Ia juga mengingatkan pentingnya pemenuhan ketentuan waktu kerja dan waktu istirahat bagi pengemudi guna mencegah kelelahan yang berisiko terhadap keselamatan perjalanan.
Pengemudi diimbau untuk beristirahat sesuai regulasi, tidak memaksakan diri saat lelah, serta memanfaatkan rest area yang tersedia.
Untuk perjalanan jarak jauh, operator wajib menyediakan pengemudi cadangan bagi perjalanan dengan waktu tempuh lebih dari delapan jam. Alternatifnya, pengemudi harus beristirahat minimal satu jam sebelum melanjutkan perjalanan guna memastikan kondisi tetap optimal.
Sebagai langkah pengawasan, Kementerian Perhubungan telah melaksanakan rampcheck dan inspeksi secara masif di seluruh moda transportasi.
Hingga 23 Maret 2026, sebanyak 60.946 unit kendaraan umum moda darat telah diperiksa. Pada moda laut, 836 kapal telah menjalani uji kelaiklautan, sementara pada angkutan penyeberangan sebanyak 232 kapal telah diperiksa dengan 91,34 persen memenuhi standar.

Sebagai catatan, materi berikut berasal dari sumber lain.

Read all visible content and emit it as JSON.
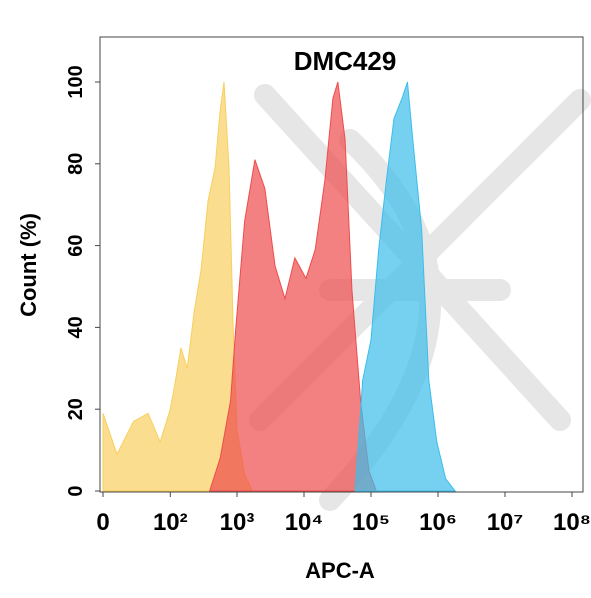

Untuk transportasi udara, tercatat 372 armada pesawat dalam kondisi laik operasi dari total 564 unit atau sebesar 65,9 persen. Sementara pada sektor perkeretaapian, sebanyak 3.679 sarana telah menjalani rampcheck dengan tingkat kelaikan mencapai 99,78 persen.
Kementerian Perhubungan juga mengimbau masyarakat untuk aktif memantau informasi terkini terkait kondisi arus balik melalui kanal resmi pemerintah, termasuk perkembangan lalu lintas dan operasional transportasi.
Selain itu, masyarakat diminta memperhatikan informasi prakiraan cuaca dari Badan Meteorologi, Klimatologi, dan Geofisika sebagai dasar perencanaan perjalanan guna mengantisipasi potensi cuaca ekstrem.
Kementerian Perhubungan terus memperkuat koordinasi lintas sektor bersama seluruh pemangku kepentingan untuk memastikan kelancaran arus balik.